- Education: Duke University (2002) Duke University (2010)
- Awards: National Science Foundation Early Career Development Award (2016) Thomas Hilker Early Career award in Biogeosciences (2019)
- Scientific career
- Fields: Environmental Science, biometeorology, plant physiology, and hydrology
- Website: https://oneill.indiana.edu/faculty-research/directory/profiles/faculty/full-time/novick-kimberly.html

= Kimberly A. Novick =

US environmental scientist and academic

Kimberly A. Novick is an environmental scientist and a Professor at Indiana University, Bloomington. Her research mostly includes the study of land-atmosphere interactions. She received the Thomas Hilker Early Career Award in Biogeosciences from American Geophysical Union (AGU) in 2019.

== Early life and education ==
In 2002, Novick earned her bachelor's degree in Civil and Environmental Engineering from Duke University. When Novick graduated, she was one of two students who graduated with departmental distinction in the department of Civil and Environmental Engineering. In 2002, Novick was also presented with the William Brewster Snow Award, which is given to students who have not only shown academic success, but also a strong passion for environmental engineering. During the same year, Novick also received the Eric I. Pas Award, which is awarded to students with the most impressive research project. Her research included working in the Duke Forest on "Assessing the Effects of Elevated Atmospheric CO_{2} and LAI Perturbations on Southeastern Grassland Water Vapor and CO_{2} Fluxes."

In pursuit to obtain her Ph.D., Novick went back to Duke University and graduated in 2010 and continued her research at the Duke Forest to study forest carbon and water cycling.

== Career and research ==
After graduating from Duke, Novick has been working as an environmental scientist. She first worked with the United States department of Agriculture (USDA) Forest Services. Novick conducted research at the Coweeta Hydrological Laboratory in North Carolina, where she studied CO_{2} and evapotranspiration in the ecosystem.

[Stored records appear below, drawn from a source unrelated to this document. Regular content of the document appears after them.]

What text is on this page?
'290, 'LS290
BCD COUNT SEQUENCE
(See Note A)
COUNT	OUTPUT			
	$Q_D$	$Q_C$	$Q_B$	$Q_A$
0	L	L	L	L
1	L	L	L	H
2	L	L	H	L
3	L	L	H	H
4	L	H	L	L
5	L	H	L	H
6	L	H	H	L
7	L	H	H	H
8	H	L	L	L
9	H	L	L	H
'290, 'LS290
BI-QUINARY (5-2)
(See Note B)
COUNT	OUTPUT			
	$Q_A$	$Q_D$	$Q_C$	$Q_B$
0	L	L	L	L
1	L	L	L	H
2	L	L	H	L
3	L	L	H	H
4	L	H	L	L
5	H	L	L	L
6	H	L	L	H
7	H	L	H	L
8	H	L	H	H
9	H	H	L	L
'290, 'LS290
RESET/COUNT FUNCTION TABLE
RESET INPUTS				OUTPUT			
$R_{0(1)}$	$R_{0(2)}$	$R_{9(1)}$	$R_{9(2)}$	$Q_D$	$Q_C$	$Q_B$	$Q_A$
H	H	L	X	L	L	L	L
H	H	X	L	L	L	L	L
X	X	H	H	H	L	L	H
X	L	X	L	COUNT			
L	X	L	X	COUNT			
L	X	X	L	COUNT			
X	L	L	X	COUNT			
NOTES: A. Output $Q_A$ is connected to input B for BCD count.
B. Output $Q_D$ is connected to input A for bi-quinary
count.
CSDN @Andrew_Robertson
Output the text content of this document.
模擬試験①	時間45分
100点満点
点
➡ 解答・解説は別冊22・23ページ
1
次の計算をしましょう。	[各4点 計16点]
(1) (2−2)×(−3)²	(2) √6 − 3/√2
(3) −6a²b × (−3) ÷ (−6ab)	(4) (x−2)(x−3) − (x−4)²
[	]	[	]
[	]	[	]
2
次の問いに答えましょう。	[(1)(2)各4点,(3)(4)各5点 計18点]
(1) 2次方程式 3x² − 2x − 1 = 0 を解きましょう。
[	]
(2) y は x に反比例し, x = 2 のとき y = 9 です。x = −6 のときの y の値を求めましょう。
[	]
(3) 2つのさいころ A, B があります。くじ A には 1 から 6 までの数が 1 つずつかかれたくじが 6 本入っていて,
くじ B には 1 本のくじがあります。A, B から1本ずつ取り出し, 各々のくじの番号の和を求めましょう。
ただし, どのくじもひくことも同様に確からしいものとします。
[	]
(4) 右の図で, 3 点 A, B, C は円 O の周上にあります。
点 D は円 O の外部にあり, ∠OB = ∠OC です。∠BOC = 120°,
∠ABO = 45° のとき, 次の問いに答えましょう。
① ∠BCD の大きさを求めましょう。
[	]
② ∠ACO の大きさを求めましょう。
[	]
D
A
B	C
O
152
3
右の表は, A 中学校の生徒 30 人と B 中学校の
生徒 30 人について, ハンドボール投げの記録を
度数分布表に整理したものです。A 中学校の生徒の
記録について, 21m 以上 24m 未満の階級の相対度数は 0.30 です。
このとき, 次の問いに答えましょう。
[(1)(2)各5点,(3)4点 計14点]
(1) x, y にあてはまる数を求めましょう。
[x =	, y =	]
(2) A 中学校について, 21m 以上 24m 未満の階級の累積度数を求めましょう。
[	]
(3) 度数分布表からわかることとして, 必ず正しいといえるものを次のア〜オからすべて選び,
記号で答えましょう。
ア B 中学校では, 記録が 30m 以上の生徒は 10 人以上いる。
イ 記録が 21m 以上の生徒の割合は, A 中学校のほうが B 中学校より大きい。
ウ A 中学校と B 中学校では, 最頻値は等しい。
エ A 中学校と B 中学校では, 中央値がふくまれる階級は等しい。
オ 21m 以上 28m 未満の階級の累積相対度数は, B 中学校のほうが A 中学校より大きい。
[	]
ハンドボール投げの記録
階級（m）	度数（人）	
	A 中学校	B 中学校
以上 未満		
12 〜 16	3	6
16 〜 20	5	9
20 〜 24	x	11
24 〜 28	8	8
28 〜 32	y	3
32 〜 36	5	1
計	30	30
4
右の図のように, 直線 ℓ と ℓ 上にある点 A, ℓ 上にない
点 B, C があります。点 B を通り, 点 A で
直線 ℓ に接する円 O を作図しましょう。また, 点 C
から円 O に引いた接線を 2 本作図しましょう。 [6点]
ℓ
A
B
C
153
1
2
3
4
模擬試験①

Since 2012, Novick has been at the Indiana University, Bloomington. She is a professor, and works at the O’Neill School of Public and Environmental Affairs. Novick now works with the Morgan-Monroe State Forest Flux Tower as well as the tower at Coweeta, both sites are part of the U.S. Department of Energy's AmeriFlux network, which measures CO_{2,} water, and energy changes in the ecosystems. Currently, Novick runs the Morgan-Monroe site where she continues to research the interaction between the land and the atmosphere. Recently, her site has been also interested in studying the effects of a drought on the exchange of carbon in the ecosystem. They discovered that certain vegetation will change how they interact with carbon during a drought.

== Awards and honors ==
- In 2012, Novick received a USDA grant to continue research in the Southern Appalachian area to study water supply in the region.
- In 2016, Novick was awarded Outstanding Faculty Collaborative Research Award for Indiana University, Bloomington
- In 2016, Novick was awarded the National Science Foundation Early CAREER Development Award to study how forests and interact with climate change.
- In 2019, Novick was awarded the Thomas Hilker Early Career award in Biogeosciences.

==Publications ==
Some of Novick's most cited publications include:

- Carbon dioxide and water vapor exchange in a warm temperate grassland, Oceanology, 2004
- Land management and land-cover change have impacts of similar magnitude on surface temperature, Nature Climate Change, 2014
- An evaluation of models for partitioning eddy covariance-measured net ecosystem exchange into photosynthesis and respiration, Agriculture and Forest Meteorology, 2006
- Separating the effects of climate and vegetation on evapotranspiration along a successional chronosequence in the southeastern US, Global Change Biology, 2006
- The increasing importance of atmospheric demand for ecosystem water and carbon fluxes, Nature Climate Change, 2016

== Public engagement ==
Novick advises students and young scientists to grow a big community, and she believes for people to have strong collaborative network. She works with all her students individually to make sure they stay focused and continue their studying.

== Personal life ==
Novick is married and has a son. With her husband she works on creating live music.